A veces camino por la calle con la mirada perdida, con el cuerpo perdido, como si me abandonara en el paseo. A veces no me doy cuenta del roce de mi brazo izquierdo contra el brazo derecho del hombre que acaba de pasar a mi lado. A veces no me doy cuenta de la mirada que revolotea en el aire denso y pegajoso de la ciudad y se clava sobre mí, dos balcones más arriba. A veces cruzo la calle sin mirar. A veces alguien me pide unas monedas y tampoco me doy cuenta de lo que verdaderamente está ocurriendo.

Laura Rosal. ¿A veces no nos damos cuenta o es que no queremos quitarnos la venda protectora de los ojos? Estoy en París, es verano y el hombre de la fotografía está literalmente cortando el paso en la acera. Paso por encima de su cuerpo, con cuidado de no enredarme con sus piernas, y me detengo a hacer la fotografía. Miro la imagen en la pantalla de la cámara, me siento y miro la calle; trato de asegurarme de que el mapa de píxeles se asemeja a lo que tengo frente a mis ojos.

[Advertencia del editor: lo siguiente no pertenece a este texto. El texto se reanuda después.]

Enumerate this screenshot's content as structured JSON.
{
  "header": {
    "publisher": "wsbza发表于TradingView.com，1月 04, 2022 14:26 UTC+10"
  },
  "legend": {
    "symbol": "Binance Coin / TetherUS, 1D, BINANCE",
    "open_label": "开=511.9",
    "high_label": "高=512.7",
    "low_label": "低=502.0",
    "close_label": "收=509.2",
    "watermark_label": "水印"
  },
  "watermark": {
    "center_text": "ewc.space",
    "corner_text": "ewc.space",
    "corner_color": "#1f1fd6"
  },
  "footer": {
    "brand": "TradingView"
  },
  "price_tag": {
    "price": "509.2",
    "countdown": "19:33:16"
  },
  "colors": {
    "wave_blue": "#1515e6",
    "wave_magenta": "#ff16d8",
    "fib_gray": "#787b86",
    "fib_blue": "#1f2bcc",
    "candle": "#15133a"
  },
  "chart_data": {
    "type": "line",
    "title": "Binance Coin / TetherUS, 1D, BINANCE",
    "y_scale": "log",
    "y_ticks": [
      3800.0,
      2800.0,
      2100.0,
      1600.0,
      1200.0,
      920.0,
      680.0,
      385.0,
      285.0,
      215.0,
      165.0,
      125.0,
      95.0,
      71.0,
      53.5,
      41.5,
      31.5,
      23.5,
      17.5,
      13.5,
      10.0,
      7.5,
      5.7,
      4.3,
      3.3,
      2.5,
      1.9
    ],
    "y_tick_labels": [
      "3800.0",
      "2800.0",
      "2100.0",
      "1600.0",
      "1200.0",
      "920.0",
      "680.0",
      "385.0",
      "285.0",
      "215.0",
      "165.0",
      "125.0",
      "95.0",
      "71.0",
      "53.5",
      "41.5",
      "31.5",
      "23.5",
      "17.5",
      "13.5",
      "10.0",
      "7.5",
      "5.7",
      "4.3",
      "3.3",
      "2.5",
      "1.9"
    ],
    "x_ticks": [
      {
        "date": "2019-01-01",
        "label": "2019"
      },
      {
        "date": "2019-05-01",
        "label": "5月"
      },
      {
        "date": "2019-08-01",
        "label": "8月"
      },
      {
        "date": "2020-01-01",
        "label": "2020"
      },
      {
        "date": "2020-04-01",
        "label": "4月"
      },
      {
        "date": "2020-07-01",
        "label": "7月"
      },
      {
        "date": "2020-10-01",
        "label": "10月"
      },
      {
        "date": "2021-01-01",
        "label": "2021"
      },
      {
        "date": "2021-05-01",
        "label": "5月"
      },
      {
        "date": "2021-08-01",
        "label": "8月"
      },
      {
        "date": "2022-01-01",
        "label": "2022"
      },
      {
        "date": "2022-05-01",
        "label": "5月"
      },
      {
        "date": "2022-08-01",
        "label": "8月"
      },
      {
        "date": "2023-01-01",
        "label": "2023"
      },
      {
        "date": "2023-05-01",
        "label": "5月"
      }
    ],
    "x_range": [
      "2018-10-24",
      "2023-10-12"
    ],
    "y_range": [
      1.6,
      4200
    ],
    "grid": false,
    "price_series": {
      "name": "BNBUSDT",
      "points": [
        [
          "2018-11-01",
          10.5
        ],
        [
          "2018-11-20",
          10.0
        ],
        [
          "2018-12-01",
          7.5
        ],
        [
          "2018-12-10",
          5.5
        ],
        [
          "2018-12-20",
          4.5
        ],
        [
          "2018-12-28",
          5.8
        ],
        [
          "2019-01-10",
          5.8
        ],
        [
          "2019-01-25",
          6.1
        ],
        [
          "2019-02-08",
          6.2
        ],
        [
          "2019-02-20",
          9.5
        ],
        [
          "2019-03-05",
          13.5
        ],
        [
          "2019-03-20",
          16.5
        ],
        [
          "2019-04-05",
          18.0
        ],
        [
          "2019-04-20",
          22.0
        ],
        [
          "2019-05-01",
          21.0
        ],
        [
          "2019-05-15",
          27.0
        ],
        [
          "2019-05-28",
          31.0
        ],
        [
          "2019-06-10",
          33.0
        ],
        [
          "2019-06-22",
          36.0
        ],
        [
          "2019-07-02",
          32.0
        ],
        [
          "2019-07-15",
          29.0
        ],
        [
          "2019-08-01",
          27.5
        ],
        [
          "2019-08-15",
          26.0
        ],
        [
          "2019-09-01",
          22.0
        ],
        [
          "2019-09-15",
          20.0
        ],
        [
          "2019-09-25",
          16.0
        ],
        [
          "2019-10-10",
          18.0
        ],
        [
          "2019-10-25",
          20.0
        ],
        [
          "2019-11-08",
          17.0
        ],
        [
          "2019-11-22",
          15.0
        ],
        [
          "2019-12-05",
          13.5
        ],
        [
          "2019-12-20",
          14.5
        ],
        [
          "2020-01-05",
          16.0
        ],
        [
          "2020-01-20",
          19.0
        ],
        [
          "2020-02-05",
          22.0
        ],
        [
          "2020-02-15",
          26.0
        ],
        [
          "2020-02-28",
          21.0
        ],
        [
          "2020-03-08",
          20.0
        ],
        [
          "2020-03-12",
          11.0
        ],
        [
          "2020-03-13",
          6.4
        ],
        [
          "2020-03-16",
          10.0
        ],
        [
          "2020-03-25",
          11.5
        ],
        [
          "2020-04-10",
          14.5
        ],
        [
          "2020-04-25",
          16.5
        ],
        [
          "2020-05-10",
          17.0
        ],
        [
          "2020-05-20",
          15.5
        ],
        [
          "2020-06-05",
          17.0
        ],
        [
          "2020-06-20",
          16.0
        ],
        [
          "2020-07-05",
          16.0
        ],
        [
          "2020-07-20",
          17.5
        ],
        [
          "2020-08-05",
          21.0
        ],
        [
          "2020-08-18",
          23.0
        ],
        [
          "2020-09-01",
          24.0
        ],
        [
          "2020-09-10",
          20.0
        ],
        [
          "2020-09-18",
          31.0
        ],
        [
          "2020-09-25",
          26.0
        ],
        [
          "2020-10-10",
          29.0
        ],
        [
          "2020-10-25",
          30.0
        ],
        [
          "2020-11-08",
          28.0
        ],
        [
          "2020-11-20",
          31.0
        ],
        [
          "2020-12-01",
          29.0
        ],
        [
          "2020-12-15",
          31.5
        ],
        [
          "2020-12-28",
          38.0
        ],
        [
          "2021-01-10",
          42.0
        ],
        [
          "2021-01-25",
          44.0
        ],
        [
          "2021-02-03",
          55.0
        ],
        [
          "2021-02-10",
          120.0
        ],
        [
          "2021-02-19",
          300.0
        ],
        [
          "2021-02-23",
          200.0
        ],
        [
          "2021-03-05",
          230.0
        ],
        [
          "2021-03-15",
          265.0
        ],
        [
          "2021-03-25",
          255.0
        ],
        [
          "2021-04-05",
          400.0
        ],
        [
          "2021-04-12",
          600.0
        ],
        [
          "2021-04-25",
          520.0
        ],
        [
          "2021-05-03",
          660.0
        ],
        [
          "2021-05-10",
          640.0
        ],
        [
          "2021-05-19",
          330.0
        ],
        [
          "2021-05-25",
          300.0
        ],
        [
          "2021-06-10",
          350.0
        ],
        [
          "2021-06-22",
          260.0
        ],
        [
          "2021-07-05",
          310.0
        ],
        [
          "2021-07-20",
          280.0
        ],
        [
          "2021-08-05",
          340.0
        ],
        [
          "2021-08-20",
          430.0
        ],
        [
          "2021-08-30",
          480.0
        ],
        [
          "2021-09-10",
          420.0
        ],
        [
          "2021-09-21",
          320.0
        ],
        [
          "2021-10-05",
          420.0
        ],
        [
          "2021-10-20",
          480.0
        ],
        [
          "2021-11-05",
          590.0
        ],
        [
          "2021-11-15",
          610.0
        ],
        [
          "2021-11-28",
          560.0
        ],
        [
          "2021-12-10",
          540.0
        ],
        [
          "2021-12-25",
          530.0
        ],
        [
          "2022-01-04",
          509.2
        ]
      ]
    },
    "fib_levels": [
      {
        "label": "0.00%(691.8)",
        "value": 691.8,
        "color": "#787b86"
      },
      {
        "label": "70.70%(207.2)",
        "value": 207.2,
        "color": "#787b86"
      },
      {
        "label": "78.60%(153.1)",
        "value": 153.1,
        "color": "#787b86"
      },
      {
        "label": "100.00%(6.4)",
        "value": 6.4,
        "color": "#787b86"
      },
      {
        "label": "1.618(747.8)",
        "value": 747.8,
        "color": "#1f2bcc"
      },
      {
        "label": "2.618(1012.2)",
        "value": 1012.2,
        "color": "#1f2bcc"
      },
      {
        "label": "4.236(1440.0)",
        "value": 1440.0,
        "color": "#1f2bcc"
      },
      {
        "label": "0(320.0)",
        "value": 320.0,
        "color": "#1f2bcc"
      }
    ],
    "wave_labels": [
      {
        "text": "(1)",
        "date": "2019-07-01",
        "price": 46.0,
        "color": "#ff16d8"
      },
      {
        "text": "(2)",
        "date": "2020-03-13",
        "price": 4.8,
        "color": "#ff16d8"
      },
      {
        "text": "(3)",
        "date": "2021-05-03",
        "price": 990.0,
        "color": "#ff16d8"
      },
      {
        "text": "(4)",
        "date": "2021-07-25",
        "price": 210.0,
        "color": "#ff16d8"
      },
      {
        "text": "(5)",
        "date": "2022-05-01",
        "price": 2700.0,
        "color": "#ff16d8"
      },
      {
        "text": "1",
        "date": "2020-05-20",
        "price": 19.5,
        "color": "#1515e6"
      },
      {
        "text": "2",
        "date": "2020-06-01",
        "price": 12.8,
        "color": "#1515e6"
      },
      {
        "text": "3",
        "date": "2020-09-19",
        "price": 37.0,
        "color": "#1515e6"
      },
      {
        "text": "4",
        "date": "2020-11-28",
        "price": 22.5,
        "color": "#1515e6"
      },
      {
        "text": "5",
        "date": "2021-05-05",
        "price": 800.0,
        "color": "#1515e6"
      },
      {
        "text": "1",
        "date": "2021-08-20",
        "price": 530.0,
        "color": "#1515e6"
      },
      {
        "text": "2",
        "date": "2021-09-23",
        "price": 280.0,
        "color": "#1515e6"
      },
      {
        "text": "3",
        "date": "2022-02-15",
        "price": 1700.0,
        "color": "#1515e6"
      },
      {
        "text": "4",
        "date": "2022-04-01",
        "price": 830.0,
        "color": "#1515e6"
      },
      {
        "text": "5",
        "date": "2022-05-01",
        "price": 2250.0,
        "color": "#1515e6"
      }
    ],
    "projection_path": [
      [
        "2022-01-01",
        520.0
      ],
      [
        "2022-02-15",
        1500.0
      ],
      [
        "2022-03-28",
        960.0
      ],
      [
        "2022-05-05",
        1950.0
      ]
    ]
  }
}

Los transeúntes que pasan por la acera repiten mi movimiento: alargan una pierna y pasan por encima del hombre como si fuera un pequeño obstáculo más del camino. Nadie lo mira. Nadie me mira. Yo miro sus pies, sus zapatos caros, persigo el eco de sus pasos –clack clack clack- calle abajo. Me incorporo y continúo avanzando. Treinta metros más adelante, alguien introduce las tres cuartas partes de su cuerpo en un contenedor de basura, buscando cualquier cosa. Probablemente encuentre algo de valor, la gente suele deshacerse a diario de pequeños tesoros.

Camino. Me siento en un bar. Alguien se acerca a pedirme dinero para un café. Más tarde, alguien se acerca a pedirme dinero para lo que sea. Sigo caminando durante horas y quizá toda la tarde sea un largo y comprometido etcétera. Un camino lleno de cuerpos que se dejan arrastrar sin mirar en derredor. La senda del perdedor, pienso, como el título de un libro de Bukowski.

¿Nos hemos anestesiado los sentidos frente a todas estas personas que vemos a diario en la calle? ¿No es increíble que no se nos encoja el estómago cuando vemos a un anciano escudriñando una bolsa de basura tras otra? ¿O cuando vemos a la misma mujer cada noche sobre sus cartones del portal que hace esquina con el nuestro? Si nos acercásemos podríamos ver las grietas de sus pies desnudos. Si esperamos un poco incluso podremos descubrir cómo tiembla en mitad de la nada. ¿Qué se supone que tengo que hacer? Porque el escalofrío de su cuerpo está llegando al mío y no sé si volver a cerrar los ojos, apretando mucho los párpados, hasta que duela, pero que al menos duela menos que todo esto que se derrumba alrededor, como el final de un aria de Stravinsky.